The series is:
$$\sum_{n=1}^\infty \frac{\cos(\sqrt{n})}{n}$$
Considering it isn't always positive, I replace $\frac{\cos{\sqrt{n}}}{n}$ with its absolute value and I find that:
$$\vert \frac{\cos{\sqrt{n}}}{n}\vert\gt \frac{\cos^2{\sqrt{n}}}{n}=\frac{\ 1+\cos{2\sqrt{n}}}{2n}=\frac{1}{2n}+\frac{\cos{2\sqrt{n}}}{2n}$$
if $\sum_{n=1}^\infty \vert\frac{\cos{\sqrt{n}}}{n}\vert $ converges, then
$\sum_{n=1}^\infty \frac{\cos{\sqrt{n}}}{n}$ converges.Using Comparison test,we can draw the conclusion that $\sum_{n=1}^\infty\frac{1}{2n}$ converges , which is impossible.
So I get that $\sum_{n=1}^\infty \frac{\cos{\sqrt{n}}}{n}$ absolutely diverges.
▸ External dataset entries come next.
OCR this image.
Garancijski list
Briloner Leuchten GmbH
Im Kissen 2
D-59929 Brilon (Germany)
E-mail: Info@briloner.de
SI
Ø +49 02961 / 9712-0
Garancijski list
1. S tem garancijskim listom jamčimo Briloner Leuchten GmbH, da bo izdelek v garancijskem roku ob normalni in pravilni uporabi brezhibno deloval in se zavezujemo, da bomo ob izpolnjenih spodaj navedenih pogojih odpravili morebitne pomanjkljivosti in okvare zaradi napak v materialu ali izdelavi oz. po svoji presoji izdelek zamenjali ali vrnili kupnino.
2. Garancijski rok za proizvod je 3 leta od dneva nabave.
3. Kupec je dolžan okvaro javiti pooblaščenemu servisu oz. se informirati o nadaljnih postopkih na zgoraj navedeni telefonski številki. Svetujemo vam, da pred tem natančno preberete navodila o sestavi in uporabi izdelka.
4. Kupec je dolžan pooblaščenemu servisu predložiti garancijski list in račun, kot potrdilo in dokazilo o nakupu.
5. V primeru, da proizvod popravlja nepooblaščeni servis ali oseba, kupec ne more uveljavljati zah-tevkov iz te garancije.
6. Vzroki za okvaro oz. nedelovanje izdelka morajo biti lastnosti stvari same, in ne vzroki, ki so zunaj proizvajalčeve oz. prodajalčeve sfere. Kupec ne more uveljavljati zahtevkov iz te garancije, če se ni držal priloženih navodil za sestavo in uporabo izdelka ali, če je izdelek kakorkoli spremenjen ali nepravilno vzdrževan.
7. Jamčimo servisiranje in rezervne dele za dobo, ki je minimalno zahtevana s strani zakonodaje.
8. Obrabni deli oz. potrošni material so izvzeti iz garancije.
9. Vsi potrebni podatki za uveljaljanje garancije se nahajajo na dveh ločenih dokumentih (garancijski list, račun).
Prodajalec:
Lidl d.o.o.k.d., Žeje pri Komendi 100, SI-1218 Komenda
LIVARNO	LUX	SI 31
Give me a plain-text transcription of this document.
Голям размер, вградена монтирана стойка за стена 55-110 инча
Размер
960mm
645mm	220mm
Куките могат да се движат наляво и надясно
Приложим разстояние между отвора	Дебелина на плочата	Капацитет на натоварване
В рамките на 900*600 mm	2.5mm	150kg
But I can't figure out whether $\sum_{n=1}^\infty \frac{\cos{\sqrt{n}}}{n}$ converges or not.
I have tried Dirichlet's test, but I can't figure out whether $$S_{n}=\sum_{k=1}^n \cos{\sqrt{k}}$$ is bounded.
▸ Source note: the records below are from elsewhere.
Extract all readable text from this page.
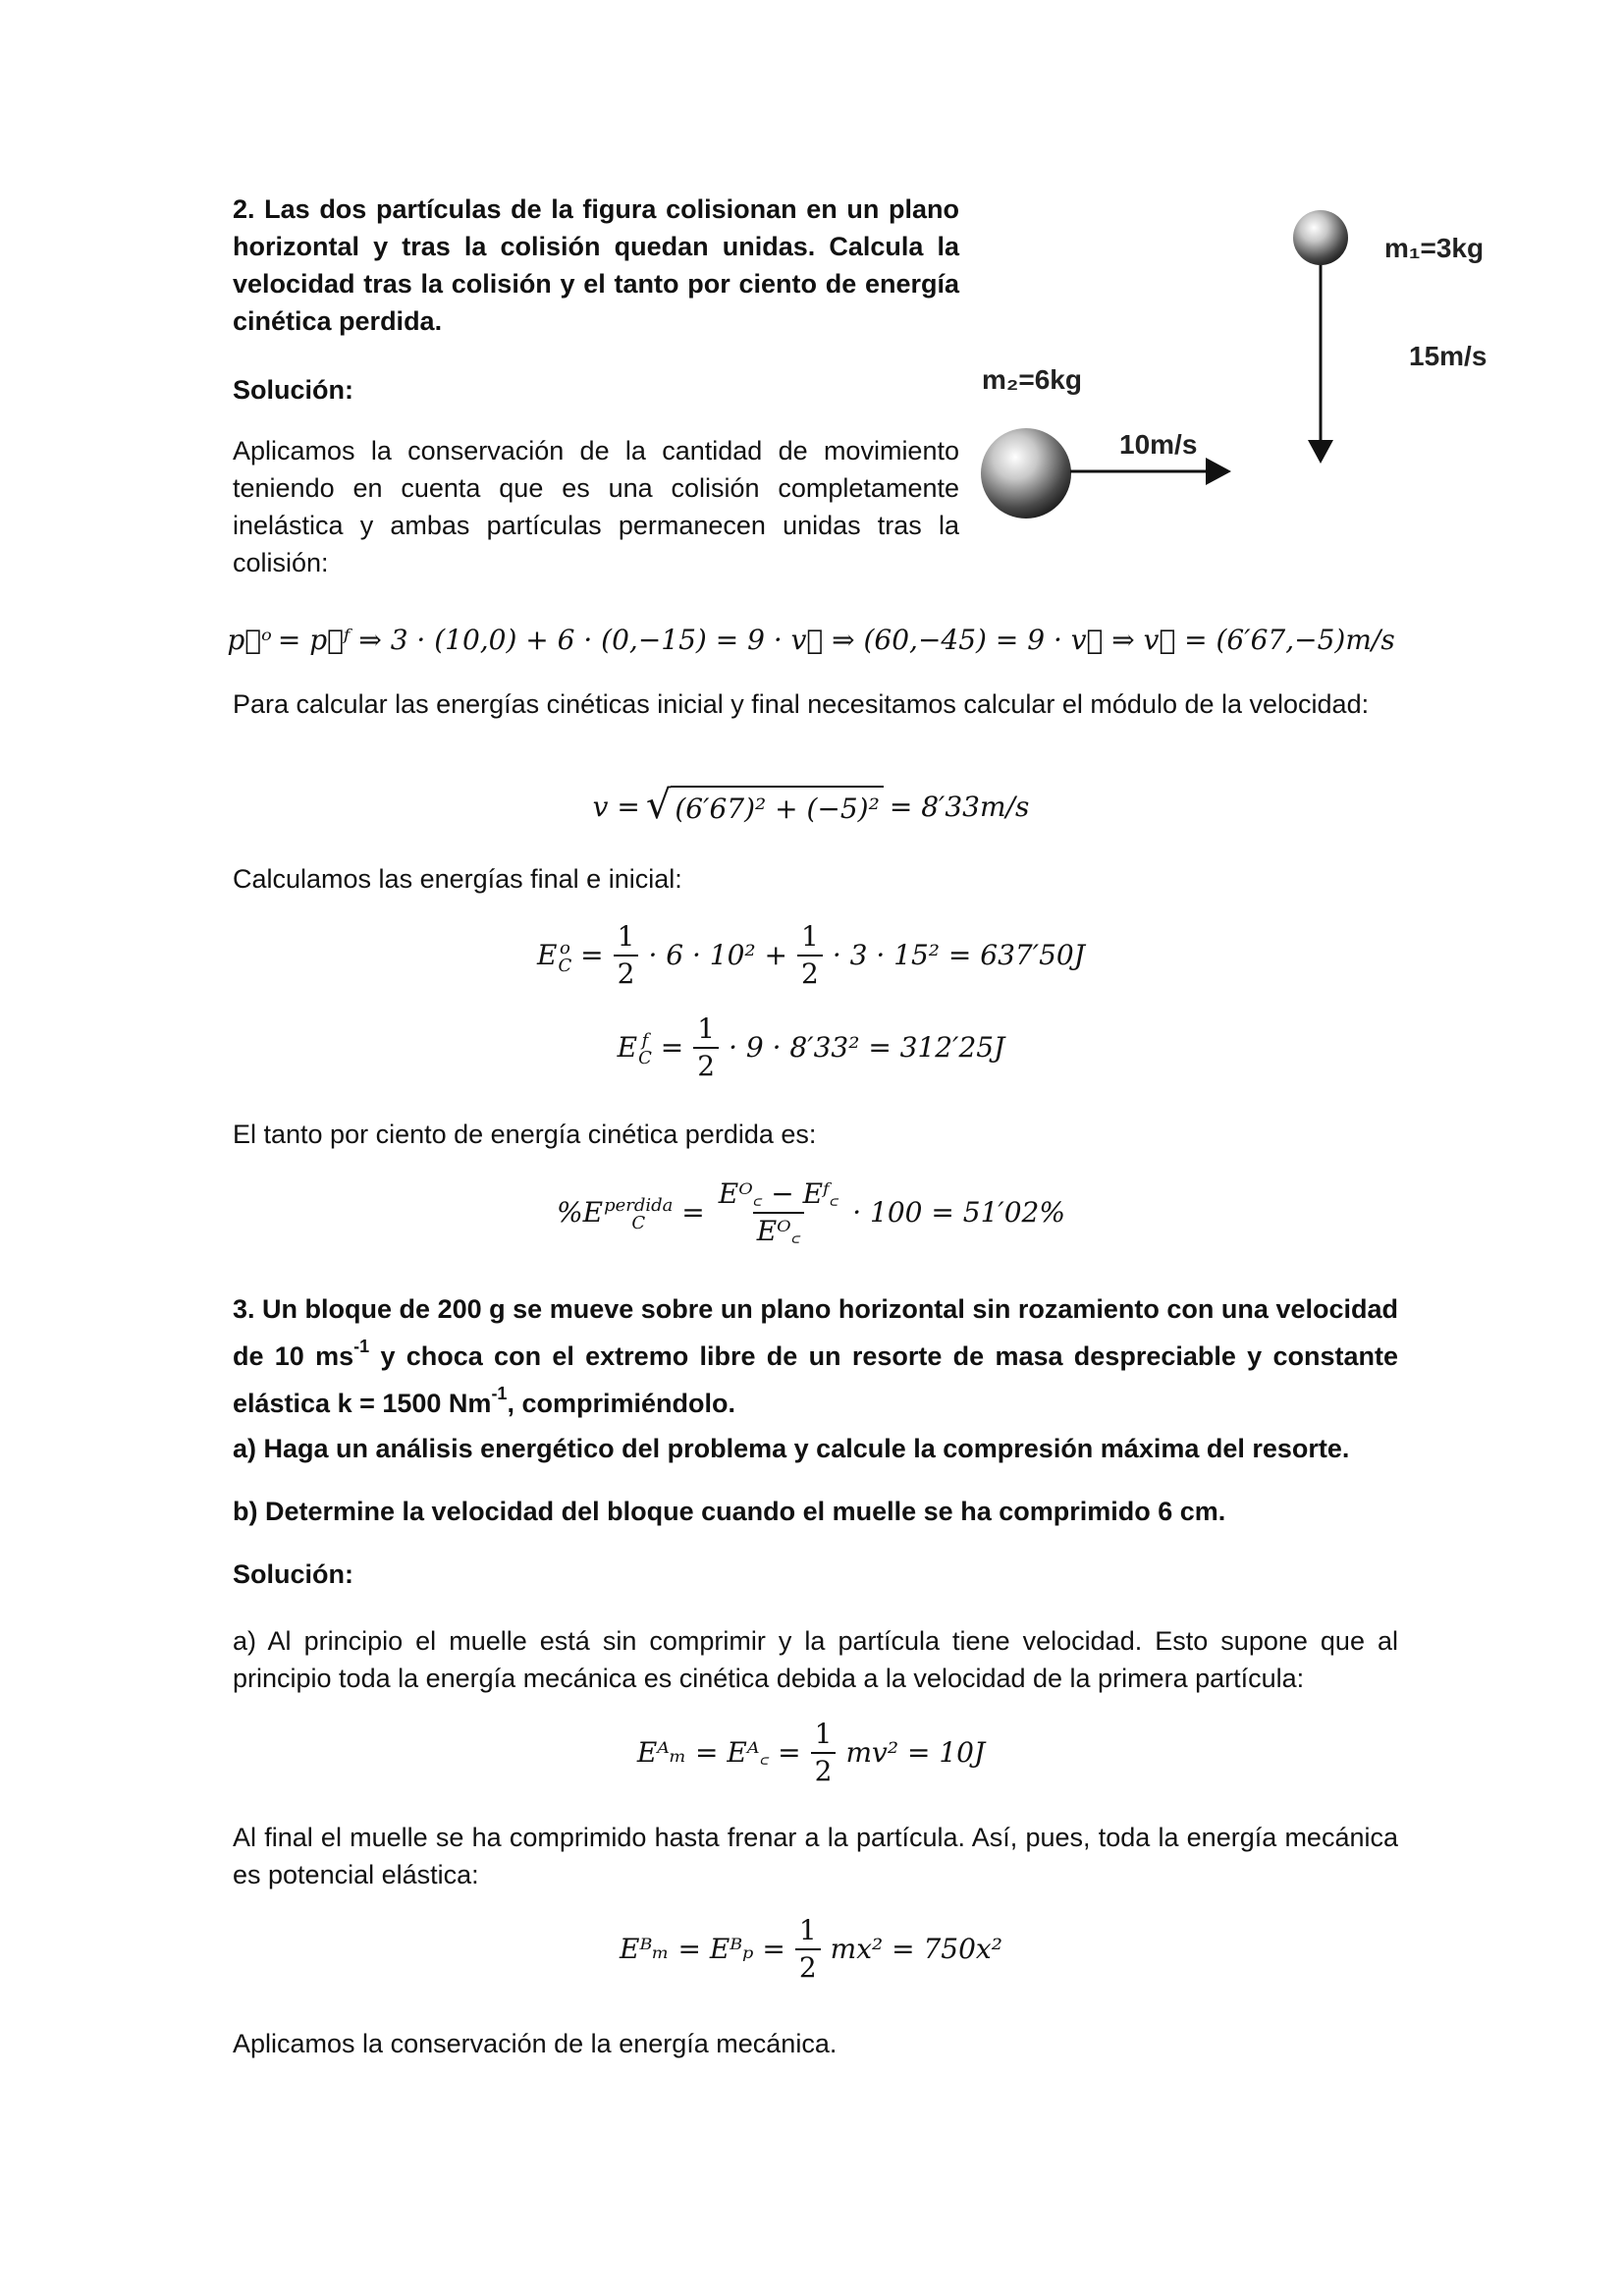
2. Las dos partículas de la figura colisionan en un plano horizontal y tras la colisión quedan unidas. Calcula la velocidad tras la colisión y el tanto por ciento de energía cinética perdida.
Solución:
Aplicamos la conservación de la cantidad de movimiento teniendo en cuenta que es una colisión completamente inelástica y ambas partículas permanecen unidas tras la colisión:
m₁=3kg
15m/s
m₂=6kg
10m/s
p⃗ᵒ = p⃗ᶠ ⇒ 3 · (10,0) + 6 · (0,−15) = 9 · v⃗ ⇒ (60,−45) = 9 · v⃗ ⇒ v⃗ = (6′67,−5)m/s
Para calcular las energías cinéticas inicial y final necesitamos calcular el módulo de la velocidad:
v = √ (6′67)² + (−5)² = 8′33m/s
Calculamos las energías final e inicial:
E o
$C = \frac{1}{2} \cdot 6 \cdot 10^2 + \frac{1}{2} \cdot 3 \cdot 15^2 = 637'50J$
E f
$C = \frac{1}{2} \cdot 9 \cdot 8'33^2 = 312'25J$
El tanto por ciento de energía cinética perdida es:
%E perdida
C	= $\frac{\text{Eᴼ꜀ − Eᶠ꜀}}{\text{Eᴼ꜀}} \cdot 100 = 51'02\%$
3. Un bloque de 200 g se mueve sobre un plano horizontal sin rozamiento con una velocidad de 10 $ms^{-1}$ y choca con el extremo libre de un resorte de masa despreciable y constante elástica k = 1500 $Nm^{-1}$, comprimiéndolo.
a) Haga un análisis energético del problema y calcule la compresión máxima del resorte.
b) Determine la velocidad del bloque cuando el muelle se ha comprimido 6 cm.
Solución:
a) Al principio el muelle está sin comprimir y la partícula tiene velocidad. Esto supone que al principio toda la energía mecánica es cinética debida a la velocidad de la primera partícula:
Eᴬₘ = Eᴬ꜀ = $\frac{1}{2} mv^2 = 10J$
Al final el muelle se ha comprimido hasta frenar a la partícula. Así, pues, toda la energía mecánica es potencial elástica:
Eᴮₘ = Eᴮₚ = $\frac{1}{2} mx^2 = 750x^2$
Aplicamos la conservación de la energía mecánica.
(This is my first time to ask question.Maybe there exist some mistakes in my conclusion.Thanks. 🙂
Best Answer
We show that $N\to\sum_{n = 1}^N {\frac{\cos(\sqrt{n})}{n}}$ is a Cauchy sequence and therefore the given series is convergent.
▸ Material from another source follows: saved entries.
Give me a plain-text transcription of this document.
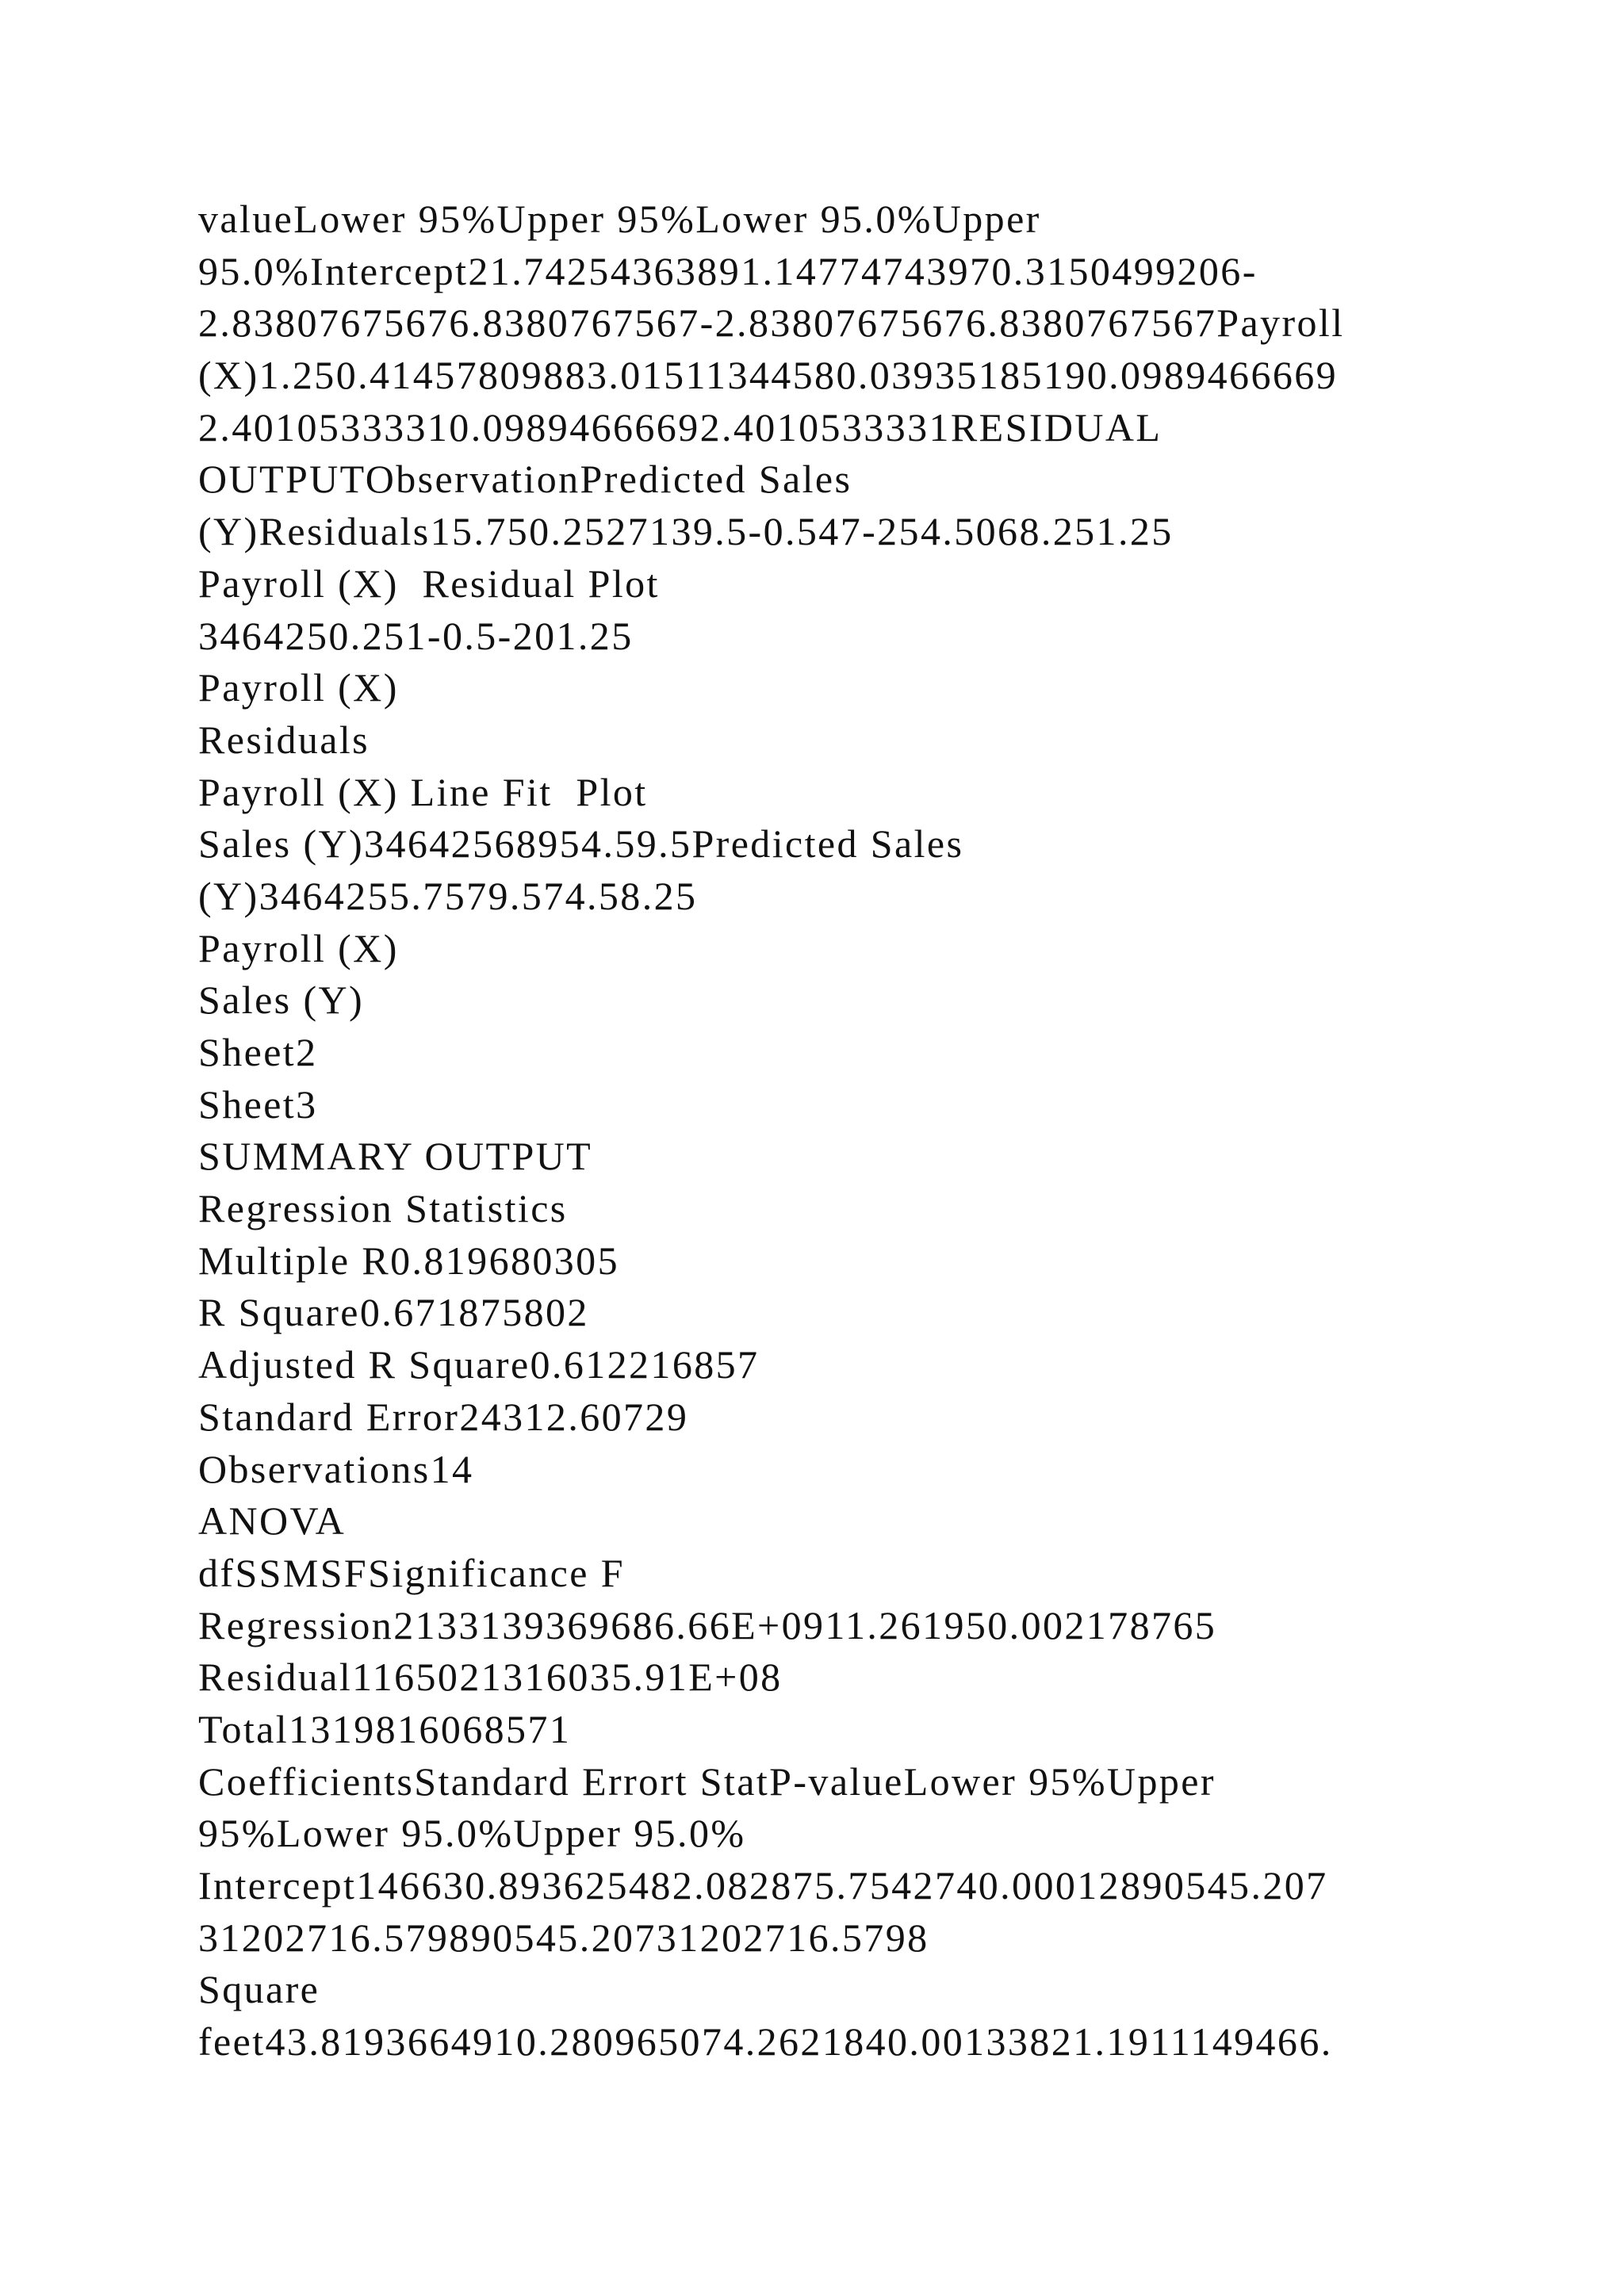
valueLower 95%Upper 95%Lower 95.0%Upper

95.0%Intercept21.74254363891.14774743970.3150499206-

2.83807675676.8380767567-2.83807675676.8380767567Payroll

(X)1.250.41457809883.01511344580.03935185190.0989466669

2.40105333310.09894666692.4010533331RESIDUAL

OUTPUTObservationPredicted Sales

(Y)Residuals15.750.2527139.5-0.547-254.5068.251.25

Payroll (X)  Residual Plot

3464250.251-0.5-201.25

Payroll (X)

Residuals

Payroll (X) Line Fit  Plot

Sales (Y)34642568954.59.5Predicted Sales

(Y)3464255.7579.574.58.25

Payroll (X)

Sales (Y)

Sheet2

Sheet3

SUMMARY OUTPUT

Regression Statistics

Multiple R0.819680305

R Square0.671875802

Adjusted R Square0.612216857

Standard Error24312.60729

Observations14

ANOVA

dfSSMSFSignificance F

Regression2133139369686.66E+0911.261950.002178765

Residual1165021316035.91E+08

Total1319816068571

CoefficientsStandard Errort StatP-valueLower 95%Upper

95%Lower 95.0%Upper 95.0%

Intercept146630.893625482.082875.7542740.00012890545.207

31202716.579890545.20731202716.5798

Square

feet43.8193664910.280965074.2621840.00133821.1911149466.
Hint. By using the MVT prove that for $n\geq 1$ and for all $x\in [n,n+1)$ $$\left|\frac{\cos(\sqrt{n})}{n}-\frac{\cos(\sqrt{x})}{x}\right|\leq \frac{1}{n^{3/2}}.$$ Then for $M>N\geq 1$, $$\begin{align} &\left|\sum_{n = N}^M {\frac{\cos(\sqrt{n})}{n}} - \int_N^{M + 1} {\frac{{\cos (\sqrt{x} )}}{x}dx} \right|\\ &=\left|\sum_{n = N}^M {\frac{\cos(\sqrt{n})}{n}} - \sum_{n = N}^M {\int_n^{n + 1} {\frac{{\cos (\sqrt{x} )}}{x}dx} } \right|\\ &\leq\sum_{n = N}^M \int_n^{n + 1}\left|{\frac{\cos(\sqrt{n})}{n}} - { {\frac{{\cos (\sqrt{x} )}}{x}} } \right|dx \le \sum_{n = N}^M \frac{1}{n^{3/2}}.\end{align}$$ Note that since $\sum_{n=1}^{\infty}\frac{1}{n^{3/2}}$ is convergent then $$\lim_{M,N\to +\infty} \sum_{n = N}^M \frac{1}{n^{3/2}}=0.$$ Moreover $$\int_1^{+\infty}\frac{{\cos (\sqrt{x} )}}{x}dx=2\int_1^{+\infty}\frac{{\cos (u )}}{u}\, du$$ where the last integral is convergent, and we have that $$\lim_{M,N\to +\infty}\int_N^{M+1}\frac{{\cos (\sqrt{x} )}}{x}dx=0.$$